By | 13 dicembre 2017

Notizia da brivido che arriva oggi dalla provincia di Monza e della Brianza, ove è stato trovato un arsenale clandestino in un box a Bovisio!
Un vero e proprio arsenale di armi clandestine, che sono state trovate in un locale intestato ad un rapinatore di banche, attualmente in carcere a Opera. Tutti i dettagli del caso …

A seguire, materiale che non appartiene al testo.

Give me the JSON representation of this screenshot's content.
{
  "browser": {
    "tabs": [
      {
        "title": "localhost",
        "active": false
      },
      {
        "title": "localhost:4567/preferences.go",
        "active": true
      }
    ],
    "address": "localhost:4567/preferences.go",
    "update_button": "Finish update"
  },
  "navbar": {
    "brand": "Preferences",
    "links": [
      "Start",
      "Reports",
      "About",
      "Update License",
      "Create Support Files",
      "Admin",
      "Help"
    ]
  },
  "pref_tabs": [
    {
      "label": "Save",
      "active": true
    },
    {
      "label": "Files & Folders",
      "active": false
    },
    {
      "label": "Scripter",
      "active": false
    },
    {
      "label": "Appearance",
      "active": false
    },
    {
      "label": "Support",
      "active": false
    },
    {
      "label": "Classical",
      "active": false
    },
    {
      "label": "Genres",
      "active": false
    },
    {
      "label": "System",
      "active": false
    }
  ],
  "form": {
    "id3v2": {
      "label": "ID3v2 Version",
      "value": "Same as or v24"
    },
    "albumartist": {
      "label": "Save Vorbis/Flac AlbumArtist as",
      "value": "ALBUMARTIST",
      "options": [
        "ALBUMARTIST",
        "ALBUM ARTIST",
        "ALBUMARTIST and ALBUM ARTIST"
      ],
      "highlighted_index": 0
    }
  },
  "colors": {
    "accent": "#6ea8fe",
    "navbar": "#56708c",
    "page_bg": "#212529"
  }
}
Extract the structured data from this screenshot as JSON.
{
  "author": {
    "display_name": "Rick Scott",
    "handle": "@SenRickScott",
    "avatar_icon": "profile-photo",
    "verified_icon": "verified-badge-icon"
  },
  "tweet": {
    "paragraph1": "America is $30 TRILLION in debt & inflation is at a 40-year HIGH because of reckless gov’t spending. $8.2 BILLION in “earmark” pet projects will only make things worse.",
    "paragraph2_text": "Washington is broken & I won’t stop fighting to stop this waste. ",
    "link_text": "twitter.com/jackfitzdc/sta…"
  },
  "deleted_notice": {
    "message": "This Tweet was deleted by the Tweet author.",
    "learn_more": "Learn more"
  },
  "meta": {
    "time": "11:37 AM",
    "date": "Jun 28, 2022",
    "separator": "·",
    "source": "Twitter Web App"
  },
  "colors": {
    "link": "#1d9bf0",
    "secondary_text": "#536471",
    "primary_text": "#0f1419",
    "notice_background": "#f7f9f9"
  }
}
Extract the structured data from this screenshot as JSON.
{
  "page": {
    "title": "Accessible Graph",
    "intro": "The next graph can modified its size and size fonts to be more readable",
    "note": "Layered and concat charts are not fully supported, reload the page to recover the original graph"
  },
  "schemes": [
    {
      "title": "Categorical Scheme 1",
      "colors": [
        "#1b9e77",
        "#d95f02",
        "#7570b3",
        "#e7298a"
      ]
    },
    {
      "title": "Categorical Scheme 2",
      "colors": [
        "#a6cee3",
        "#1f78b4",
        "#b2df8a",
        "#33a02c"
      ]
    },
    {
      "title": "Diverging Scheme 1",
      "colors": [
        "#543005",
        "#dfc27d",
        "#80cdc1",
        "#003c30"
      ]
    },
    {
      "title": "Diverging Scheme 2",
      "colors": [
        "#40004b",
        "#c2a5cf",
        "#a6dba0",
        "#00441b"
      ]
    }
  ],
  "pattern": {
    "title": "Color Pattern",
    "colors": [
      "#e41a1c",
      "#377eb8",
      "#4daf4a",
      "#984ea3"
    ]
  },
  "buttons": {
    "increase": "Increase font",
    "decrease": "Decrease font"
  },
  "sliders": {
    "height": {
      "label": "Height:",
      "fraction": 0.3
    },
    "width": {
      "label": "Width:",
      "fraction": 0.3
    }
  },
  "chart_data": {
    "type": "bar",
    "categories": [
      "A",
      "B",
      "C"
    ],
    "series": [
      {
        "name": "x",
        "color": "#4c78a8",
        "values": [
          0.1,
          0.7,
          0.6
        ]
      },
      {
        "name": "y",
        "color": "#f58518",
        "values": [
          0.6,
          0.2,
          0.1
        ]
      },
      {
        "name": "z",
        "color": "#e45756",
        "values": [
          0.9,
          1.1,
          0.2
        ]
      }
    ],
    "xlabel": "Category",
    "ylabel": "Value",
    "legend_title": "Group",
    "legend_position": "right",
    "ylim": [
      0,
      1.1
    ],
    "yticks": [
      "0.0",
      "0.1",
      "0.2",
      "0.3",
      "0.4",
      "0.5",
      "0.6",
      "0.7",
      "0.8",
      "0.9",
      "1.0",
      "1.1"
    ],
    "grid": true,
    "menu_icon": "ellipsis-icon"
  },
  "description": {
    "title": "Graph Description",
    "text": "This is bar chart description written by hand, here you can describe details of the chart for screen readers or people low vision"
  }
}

Trovato vero e proprio arsenale

I Carabinieri dell’arma hanno difatti scoperto un vero e proprio arsenale di armi clandestine comuni e da guerra, nel box di un condominio di via Ticino, nella periferia di Bovisio Masciago, nella provincia di Monza e Brianza.
Una vera e propria raccolta di armi perfettamente funzionanti ed in ottime condizioni, quali:

  • 2 pistole semiautomatiche di fabbricazione americana e serba, con calibro 7,65 e matricola abrasa, canne modificate e silenziatori artigianali;
  • 1 pistola semiautomatica americana calibro 7,65;
  • 1 pistola semiautomatica austriaca calibro 9 Parabellum con matricola abrasa;
  • 1 pistola semiautomatica russa calibro 7,62;
  • 1 pistola semiautomatica tedesca modello P225 con matricola abrasa;
  • 1 pistola semiautomatica tedesca calibro 45 con matricola abrasa;
  • 1 revolver serbo calibro 357 magnum;
  • 1 revolver tedesco calibro 38 special con matricola abrasa;
  • 4 pistole giocattolo prive del tappo rosso;
  • 1 fucile automatico d’assalto russo AK-47, meglio noto come kalashnikov;
  • 1 fucile automatico d’assalto svizzero;
  • 1 fucile automatico americano calibro 22 con silenziatore e ottiche di precisione;
  • oltre a 500 proiettili di vario calibro.

Il proprietario del box

Dagli accertamenti che hanno svolto i militari della Tenenza di Paderno Dugnano, che si sono occupati delle indagini e del sequestro delle armi, è risultato il garage essere affittato da circa 10 anni ad un 41enne italiano, attualmente rinchiuso nel carcere di Opera.
Il 41enne è stato posto in arresto, nell’ambito dell’indagine sulla famosa “banda del Burgman”, vale a dire un gruppo di rapinatori di banche, che fu sgominato dai Carabinieri dell’arma nel 2005 e fu accusato di aver eseguito circa una quarantina di colpi nella regione Lombardia in soli 5 anni.
Secondo gli investigatori dell’Arma, le armi sequestrate apparterrebbero proprio alla banda di rapinatori, visto che nel garage del 41enne pregiudicato, sono state sequestrate anche parrucche, divise da vigilantes, giubbotti antiproiettili, targhe e fascette da elettricista.
Le armi sono state mandate al Ris di Parma per le indagini tecniche, la ricerca di materiale biologico, e per determinarne la provenienza e l’eventuale uso in azioni criminali.